CHCH countered with Ein Prosit, Pierre Berton interviews and The Hilarious House Of Frightenstein.
Not good enough railed powerful CRTC president Pierre Juneau (later head of CBC).
He worried too much power was being placed in the hands of a few broadcasters and that American cheap programming was driving away quality Canadian TV fare.
When cable came along Juneau wanted a diverse landscape. For example the CRTC originally licensed the W network because it promised to be based in Winnipeg.
Similarly CBC Newsworld promised to use Calgary as the hub for all its production.
But these days while the number of cable networks has grown the number of owners has shrunk.
These days the big players are perfectly few: Shaw Media which gobbled the old Global network; Bell Media who owns the old CTV chain; and Rogers which has most of the old CHUMCity stations.
Rogers Media's capture for $5.2 billion of rights to most NHL hockey games is a stunning game changer.
Veteran TV scribe Bill Brioux has the best take on his .com TVFeedsMyFamily --he notices the old Hockey Night In Canada jingle is now owned by CTV but its sister cable weblet TSN will have few occasions to run the song in the futre.
CBC gets the rights to four more years of Saturday Night hockey but in a form where the production and the profit is controlled by Rogers.

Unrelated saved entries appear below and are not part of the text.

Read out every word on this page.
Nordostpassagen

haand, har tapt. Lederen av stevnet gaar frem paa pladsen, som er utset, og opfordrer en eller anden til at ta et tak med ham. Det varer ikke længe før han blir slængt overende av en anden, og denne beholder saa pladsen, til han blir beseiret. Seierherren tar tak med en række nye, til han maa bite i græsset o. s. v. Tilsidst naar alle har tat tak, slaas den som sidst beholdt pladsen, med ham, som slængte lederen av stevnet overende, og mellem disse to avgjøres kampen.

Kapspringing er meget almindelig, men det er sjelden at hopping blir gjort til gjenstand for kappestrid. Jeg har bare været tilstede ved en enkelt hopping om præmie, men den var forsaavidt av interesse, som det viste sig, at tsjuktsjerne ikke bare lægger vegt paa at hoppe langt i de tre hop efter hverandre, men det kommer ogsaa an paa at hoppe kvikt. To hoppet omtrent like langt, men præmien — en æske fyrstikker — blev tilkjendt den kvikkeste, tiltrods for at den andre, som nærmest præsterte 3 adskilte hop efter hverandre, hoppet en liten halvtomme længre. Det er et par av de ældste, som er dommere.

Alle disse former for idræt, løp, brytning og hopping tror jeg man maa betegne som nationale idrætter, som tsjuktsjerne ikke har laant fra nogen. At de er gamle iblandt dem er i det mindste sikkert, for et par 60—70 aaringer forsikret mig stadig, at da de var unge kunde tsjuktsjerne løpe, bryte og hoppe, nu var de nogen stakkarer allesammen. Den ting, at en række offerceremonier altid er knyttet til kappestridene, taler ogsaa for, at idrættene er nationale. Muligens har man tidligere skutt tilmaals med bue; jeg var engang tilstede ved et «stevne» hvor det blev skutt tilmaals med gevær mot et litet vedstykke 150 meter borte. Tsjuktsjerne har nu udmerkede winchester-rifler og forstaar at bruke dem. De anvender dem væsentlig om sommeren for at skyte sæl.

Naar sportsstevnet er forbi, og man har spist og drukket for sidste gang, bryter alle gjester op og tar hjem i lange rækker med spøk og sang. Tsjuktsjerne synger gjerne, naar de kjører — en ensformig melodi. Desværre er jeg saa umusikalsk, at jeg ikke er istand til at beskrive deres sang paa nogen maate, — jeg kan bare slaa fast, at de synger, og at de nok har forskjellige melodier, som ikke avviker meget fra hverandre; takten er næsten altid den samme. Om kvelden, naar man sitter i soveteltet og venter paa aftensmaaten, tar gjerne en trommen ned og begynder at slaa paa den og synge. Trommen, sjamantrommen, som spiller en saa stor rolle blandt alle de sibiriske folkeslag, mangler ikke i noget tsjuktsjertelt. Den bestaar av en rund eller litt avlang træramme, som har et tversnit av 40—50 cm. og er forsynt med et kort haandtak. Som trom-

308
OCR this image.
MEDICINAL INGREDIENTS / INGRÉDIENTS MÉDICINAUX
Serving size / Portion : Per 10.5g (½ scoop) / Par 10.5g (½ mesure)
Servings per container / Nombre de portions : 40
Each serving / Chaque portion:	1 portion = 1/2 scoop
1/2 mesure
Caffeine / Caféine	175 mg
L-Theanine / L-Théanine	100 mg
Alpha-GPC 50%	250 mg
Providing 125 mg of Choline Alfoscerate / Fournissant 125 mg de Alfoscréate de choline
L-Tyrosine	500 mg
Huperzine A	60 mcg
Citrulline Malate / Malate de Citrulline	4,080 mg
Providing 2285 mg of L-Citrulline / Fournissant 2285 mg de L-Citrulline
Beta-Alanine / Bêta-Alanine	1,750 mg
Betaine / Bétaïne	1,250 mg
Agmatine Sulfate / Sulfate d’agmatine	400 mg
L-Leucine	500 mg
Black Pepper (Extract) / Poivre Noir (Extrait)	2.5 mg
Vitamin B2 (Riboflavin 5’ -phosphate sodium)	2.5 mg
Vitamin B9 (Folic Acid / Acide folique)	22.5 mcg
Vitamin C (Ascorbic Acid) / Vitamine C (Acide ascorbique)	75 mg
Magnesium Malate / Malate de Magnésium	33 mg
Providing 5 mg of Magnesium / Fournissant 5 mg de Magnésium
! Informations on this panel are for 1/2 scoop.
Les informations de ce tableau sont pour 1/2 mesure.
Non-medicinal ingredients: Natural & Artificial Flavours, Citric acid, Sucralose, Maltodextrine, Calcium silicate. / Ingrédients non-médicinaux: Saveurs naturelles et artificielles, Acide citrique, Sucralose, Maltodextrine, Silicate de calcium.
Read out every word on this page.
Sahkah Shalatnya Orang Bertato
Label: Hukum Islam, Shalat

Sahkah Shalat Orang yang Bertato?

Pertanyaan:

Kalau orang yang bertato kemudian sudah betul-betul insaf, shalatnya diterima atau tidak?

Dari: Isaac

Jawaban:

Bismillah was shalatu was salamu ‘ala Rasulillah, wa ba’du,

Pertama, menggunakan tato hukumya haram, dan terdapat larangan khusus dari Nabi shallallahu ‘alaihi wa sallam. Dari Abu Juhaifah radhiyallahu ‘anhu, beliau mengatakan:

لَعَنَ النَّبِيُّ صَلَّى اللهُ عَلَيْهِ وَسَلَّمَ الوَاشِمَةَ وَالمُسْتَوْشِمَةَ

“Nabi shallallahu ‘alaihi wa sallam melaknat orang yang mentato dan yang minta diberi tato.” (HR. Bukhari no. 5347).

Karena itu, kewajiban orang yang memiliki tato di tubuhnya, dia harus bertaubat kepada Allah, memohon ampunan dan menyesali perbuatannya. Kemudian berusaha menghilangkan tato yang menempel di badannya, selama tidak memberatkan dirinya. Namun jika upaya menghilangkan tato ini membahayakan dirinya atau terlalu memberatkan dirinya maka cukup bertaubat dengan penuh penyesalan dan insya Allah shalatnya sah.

That's a whole lot of change and makes me fearful Rogers may make future cuts in its Canadian content shows. to pay all for this.
Remember Rogers already dumped Murdoch Mysteries as too expensive and currently has very little scripted Canadian drama at all --it's simply cheaper to import inane Canadian fare.
In this latest round of acquisitions it's you the customer who might suffer the most --the options are dwindling to just a few players at best.